A 79-year-old Colorado man has been indicted in the 1981 strangulation death of a Texas flight attendant, following a DNA breakthrough that linked evidence from his trash to blood found on the victim’s clothing.
Larry Dean Brown was arrested June 8 in Colorado and indicted June 29 by a Tarrant County grand jury on a murder charge. He was later extradited to North Texas and booked into the Tarrant County Jail.
Brown is accused of killing Beverly "Casey" Bruneau, a 35-year-old Braniff Airlines flight attendant found dead in her Grapevine apartment on Feb. 13, 1981.
An arrest warrant affidavit states Bruneau’s boyfriend discovered her body on the living room floor after she failed to answer his calls. An electrical cord was wrapped around her neck, with blood visible on her face and nightgown.
The apartment showed signs of a struggle, and the Tarrant County medical examiner determined Bruneau was strangled during the midmorning hours.
Brown drew investigators’ attention on the day of the killing when detectives visited his wife, Bruneau’s best friend and former roommate. Both women worked as Braniff flight attendants and jointly owned a house in Dallas.
With his wife away on an international flight, Brown spoke with detectives himself. One investigator described him as evasive and noted he repeatedly gave similar answers.
Detectives documented a fresh injury beneath Brown’s right thumbnail, where the top layer of skin appeared torn away. Brown claimed he injured his thumb at work, but the detective found the explanation inconsistent with the wound.

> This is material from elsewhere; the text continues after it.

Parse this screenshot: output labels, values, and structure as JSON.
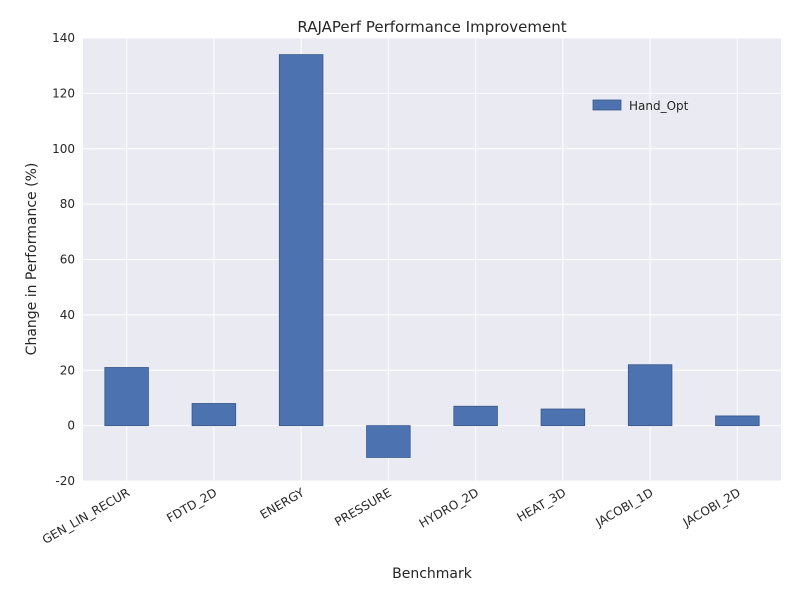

Investigators also examined financial disputes tied to the Dallas property jointly owned by Bruneau and Brown’s wife. The home had been damaged by fires in November 1980, at least one of which was believed to be arson.
Brown, a laid-off Braniff pilot and flight engineer, held a partial interest in a construction company. After the fires, he allegedly obtained inflated repair estimates and attempted to pressure Bruneau to sign fraudulent insurance documents.
The case remained unsolved for decades. In 2010, preserved evidence including Bruneau’s bloodstained nightgown was submitted for testing that produced an unidentified male DNA profile, which was entered into CODIS without a match.
A Grapevine detective reopened the investigation in 2025. The following year, Colorado authorities assisted in collecting a covert DNA sample from Brown by retrieving discarded soda bottles from his trash.
Lab analysis indicated the DNA from one bottle could not exclude Brown as the contributor of male blood on Bruneau’s nightgown. Confirmatory forensic testing remains pending.